I was talking about this before the meeting with Martin Callinan from Source Code Control Ltd. Martin is of the opinion that the SAM (Software Asset Management) community is too focussed on commercial software licence compliance. He thinks that OSS is becoming ever more important for government and commercial organisations and that it must be managed just as commercial software is. We now have a chance to get a grip on OSS governance while the issue is still manageable, he says.
Martin is selling software and services that he sees as being part of the solution, of course, but I must say that better management of OSS resonates with me. Part of the problem, I think, lies in a con-trick perpetrated (mainly in the past, it must be said) by software vendors on their customers. The vendors came up with complicated and opaque licensing schemes; made identifying software without 'false positives', using automated tools, difficult (because software IDs embedded in the code weren't standardised); and became rather complacent about companies paying for shelfware. The vendors then (using the threat of audits and lawyers) made their customers pay for resolving a problem largely of the vendors' own making. The net result has been that SAM in an organisation concentrates on licence compliance for products sold by companies known to send in the auditors and ignores OSS (and some commercial products) where this isn't an issue.
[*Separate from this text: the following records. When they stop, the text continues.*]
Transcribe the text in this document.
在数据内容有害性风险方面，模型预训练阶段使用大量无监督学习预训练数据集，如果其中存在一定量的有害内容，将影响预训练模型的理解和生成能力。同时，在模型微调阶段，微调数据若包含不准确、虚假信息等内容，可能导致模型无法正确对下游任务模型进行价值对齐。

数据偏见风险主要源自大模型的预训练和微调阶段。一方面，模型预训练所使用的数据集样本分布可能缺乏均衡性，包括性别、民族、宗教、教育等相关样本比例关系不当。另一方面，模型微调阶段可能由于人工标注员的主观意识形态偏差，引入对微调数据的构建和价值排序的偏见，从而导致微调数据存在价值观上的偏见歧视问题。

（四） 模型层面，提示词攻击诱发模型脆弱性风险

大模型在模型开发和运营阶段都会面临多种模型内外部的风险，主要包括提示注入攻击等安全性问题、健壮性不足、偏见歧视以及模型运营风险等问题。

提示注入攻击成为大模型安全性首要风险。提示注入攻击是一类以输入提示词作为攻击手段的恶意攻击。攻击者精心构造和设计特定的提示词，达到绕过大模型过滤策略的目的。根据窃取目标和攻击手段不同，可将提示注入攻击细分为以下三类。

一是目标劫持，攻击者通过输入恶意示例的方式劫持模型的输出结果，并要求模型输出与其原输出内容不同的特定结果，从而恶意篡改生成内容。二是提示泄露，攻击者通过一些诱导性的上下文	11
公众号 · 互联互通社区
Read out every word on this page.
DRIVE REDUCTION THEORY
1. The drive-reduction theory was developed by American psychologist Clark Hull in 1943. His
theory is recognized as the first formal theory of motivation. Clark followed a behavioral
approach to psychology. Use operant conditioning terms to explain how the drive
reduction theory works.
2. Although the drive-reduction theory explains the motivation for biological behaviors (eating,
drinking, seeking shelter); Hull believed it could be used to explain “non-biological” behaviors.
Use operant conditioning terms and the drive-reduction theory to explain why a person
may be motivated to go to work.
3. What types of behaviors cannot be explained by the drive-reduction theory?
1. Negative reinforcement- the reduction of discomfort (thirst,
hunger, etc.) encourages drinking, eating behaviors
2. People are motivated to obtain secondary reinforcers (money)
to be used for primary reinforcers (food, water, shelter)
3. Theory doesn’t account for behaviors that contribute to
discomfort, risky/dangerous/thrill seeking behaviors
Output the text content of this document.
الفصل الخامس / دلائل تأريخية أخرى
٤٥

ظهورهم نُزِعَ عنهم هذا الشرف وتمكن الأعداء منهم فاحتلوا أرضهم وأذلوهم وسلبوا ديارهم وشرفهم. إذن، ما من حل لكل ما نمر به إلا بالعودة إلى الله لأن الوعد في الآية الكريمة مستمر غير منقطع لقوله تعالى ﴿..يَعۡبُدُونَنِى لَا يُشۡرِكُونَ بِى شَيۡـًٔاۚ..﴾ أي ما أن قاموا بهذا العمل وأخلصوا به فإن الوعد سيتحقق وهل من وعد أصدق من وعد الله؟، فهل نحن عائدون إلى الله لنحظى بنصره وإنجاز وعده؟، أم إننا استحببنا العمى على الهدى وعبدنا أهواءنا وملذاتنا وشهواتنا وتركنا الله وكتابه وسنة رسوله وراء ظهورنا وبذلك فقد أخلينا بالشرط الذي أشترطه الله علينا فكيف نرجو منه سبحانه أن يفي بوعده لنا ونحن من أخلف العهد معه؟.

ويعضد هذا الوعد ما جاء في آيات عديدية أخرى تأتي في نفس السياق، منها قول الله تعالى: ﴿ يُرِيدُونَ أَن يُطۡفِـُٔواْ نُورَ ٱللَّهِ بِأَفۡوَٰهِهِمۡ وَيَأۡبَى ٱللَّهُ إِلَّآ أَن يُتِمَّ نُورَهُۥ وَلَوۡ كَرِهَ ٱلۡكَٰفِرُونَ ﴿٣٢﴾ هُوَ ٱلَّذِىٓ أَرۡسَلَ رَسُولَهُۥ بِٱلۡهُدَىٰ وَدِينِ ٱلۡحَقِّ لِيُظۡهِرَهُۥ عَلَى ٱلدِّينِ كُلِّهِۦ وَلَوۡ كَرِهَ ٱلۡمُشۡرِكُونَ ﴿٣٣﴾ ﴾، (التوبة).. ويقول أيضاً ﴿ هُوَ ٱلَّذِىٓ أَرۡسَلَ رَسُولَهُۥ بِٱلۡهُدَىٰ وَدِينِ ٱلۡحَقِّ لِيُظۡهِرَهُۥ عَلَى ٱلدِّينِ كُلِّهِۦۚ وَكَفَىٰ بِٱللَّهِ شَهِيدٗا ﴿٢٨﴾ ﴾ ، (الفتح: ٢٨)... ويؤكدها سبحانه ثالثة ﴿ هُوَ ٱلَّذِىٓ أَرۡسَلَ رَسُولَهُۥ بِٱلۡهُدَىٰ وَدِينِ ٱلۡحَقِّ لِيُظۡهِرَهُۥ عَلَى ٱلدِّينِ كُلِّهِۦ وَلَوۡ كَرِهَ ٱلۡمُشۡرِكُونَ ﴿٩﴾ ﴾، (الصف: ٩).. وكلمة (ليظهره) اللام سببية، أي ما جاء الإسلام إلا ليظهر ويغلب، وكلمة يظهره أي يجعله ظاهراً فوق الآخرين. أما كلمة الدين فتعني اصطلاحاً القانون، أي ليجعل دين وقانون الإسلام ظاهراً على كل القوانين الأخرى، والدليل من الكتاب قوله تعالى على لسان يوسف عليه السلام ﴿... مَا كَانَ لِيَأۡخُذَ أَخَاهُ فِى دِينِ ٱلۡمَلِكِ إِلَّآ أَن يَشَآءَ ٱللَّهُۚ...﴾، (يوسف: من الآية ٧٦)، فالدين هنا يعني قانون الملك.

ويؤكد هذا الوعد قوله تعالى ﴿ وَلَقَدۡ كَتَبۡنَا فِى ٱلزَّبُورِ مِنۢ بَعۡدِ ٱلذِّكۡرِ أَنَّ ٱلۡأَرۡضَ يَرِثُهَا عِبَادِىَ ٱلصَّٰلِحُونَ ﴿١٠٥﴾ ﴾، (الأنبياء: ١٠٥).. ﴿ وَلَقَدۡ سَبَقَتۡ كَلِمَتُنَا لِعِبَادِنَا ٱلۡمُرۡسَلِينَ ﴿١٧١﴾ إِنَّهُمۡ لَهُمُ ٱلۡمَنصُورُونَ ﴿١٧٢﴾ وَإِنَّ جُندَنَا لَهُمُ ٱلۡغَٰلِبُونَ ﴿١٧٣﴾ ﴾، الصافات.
This is a real governance issue—a short-sighted approach to SAM wastes IT resources and real money. If a licence isn't being used, there is value in not paying for it, of course, and this is often used to justify SAM initiatives. But there might be even more more value, if the software is well-designed and addresses real business issues, in training staff better and increasing its use—even, perhaps, in buying more licenses (cost reduction is trumped by increasing business value—although the latter is often harder to put monetary value on). There are also governance issues associated with poor management of the sort of software-associated risks alluded to the above, at the start of this blog, of course.
Software is not an asset in quite the same way as a physical server is but it is a non-tangible asset that should provide business value (its value is more that the acquisition cost of buying the box it comes in) and, in a well-governed organisation, it must be managed. OSS is still software and should be within the scope of SAM and configuration management. SAM practitioners need to look at the bigger picture before it gets out of control.
In fact, I think the conventional licensing model may be on the way out, as software which meters its own usage and then charges by actual usage may be a more attractive option than paying for a license, which usually involves guessing what your usage s going to be. And, even physical assets such as servers are being supplied as less-tangible services, IaaS, with SLAs and rental charges to manage. Perhaps we should be thinking about re-inventing SAM as Services Asset Management with software as just a special kind of service!